1. Jun, 2023Land-Verkehre

Diese NAVIS AKTUELL – Information wird laufend aktualisiert.

Die durch menschliche Aktivitäten weltweit verursachten Treibhausgas-Emissionen sind bislang für eine Erwärmung der Erdatmosphäre von etwa 1,2 °C seit Beginn des 20. Jahrhunderts verantwortlich. Ursächlich hierfür sind vor allem die Verbrennung von Kohle, Erdöl und Erdgas, die Abholzung von Wäldern sowie die Landwirtschaft.
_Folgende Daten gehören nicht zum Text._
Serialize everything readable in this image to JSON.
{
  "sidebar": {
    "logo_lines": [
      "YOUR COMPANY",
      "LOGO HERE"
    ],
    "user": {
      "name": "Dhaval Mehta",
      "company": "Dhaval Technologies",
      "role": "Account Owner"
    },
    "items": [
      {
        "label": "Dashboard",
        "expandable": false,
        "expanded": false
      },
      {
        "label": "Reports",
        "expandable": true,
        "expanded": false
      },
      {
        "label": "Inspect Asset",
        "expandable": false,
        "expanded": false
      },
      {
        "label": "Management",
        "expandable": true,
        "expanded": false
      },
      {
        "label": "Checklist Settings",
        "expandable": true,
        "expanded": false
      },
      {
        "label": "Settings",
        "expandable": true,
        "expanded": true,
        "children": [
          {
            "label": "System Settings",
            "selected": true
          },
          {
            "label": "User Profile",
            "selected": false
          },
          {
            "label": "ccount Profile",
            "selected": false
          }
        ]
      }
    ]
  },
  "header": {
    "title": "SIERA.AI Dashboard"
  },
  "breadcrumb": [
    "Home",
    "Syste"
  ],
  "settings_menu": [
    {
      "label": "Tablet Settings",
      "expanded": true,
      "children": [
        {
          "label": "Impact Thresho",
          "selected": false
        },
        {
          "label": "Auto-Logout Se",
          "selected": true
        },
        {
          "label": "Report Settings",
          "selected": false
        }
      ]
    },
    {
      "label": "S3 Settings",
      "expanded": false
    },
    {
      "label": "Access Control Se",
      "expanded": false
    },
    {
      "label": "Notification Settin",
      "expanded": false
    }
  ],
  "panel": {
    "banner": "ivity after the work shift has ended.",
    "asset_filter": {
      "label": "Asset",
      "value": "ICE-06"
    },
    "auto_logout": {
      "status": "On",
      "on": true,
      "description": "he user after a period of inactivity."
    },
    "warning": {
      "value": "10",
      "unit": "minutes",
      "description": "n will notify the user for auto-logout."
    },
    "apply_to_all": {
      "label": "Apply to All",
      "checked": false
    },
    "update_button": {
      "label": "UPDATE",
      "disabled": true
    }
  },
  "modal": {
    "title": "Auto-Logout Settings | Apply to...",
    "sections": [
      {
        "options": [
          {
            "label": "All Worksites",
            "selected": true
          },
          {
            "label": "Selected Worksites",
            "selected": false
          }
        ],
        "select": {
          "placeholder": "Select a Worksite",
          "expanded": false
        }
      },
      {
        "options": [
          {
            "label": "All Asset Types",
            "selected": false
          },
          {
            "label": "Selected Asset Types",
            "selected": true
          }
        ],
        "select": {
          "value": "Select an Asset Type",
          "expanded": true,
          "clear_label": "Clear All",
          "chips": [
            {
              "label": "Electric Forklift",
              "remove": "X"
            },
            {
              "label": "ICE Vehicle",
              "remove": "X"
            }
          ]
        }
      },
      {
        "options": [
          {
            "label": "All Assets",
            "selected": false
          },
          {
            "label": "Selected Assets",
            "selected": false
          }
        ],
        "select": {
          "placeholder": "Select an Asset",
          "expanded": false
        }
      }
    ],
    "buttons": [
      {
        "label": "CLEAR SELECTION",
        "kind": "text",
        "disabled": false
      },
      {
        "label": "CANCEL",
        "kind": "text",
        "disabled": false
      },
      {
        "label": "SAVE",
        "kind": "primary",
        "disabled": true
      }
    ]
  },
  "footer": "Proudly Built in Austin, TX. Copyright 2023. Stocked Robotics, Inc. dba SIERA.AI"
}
Treibhausgas-Emissionen sind ein entscheidender Faktor für den Klimawandel und den daraus resultierenden gravierenden Folgen für das Leben auf unserem Globus.

 

1.) Anteil des Straßengüterverkehrs an den Treibhausgas-Emissionen in der EU:  

In der EU verursacht der gesamte Straßenverkehr rund 26 % aller Treibhausgas-Emissionen. Rund 784 Millionen Tonnen CO2 wurden 2019 im EU-weiten Straßenverkehr ausgestoßen. Pkw und Motorräder verursachten davon mit 62 % den größten Teil der CO2-Emissionen. Auf Schwerlastwagen, Busse und leichte Nutzfahrzeuge entfielen 38 %. Somit waren der Straßen-Güterverkehr und Busse in 2020 für knapp 8 % der gesamten Treibhausgas-Emissionen der EU verantwortlich.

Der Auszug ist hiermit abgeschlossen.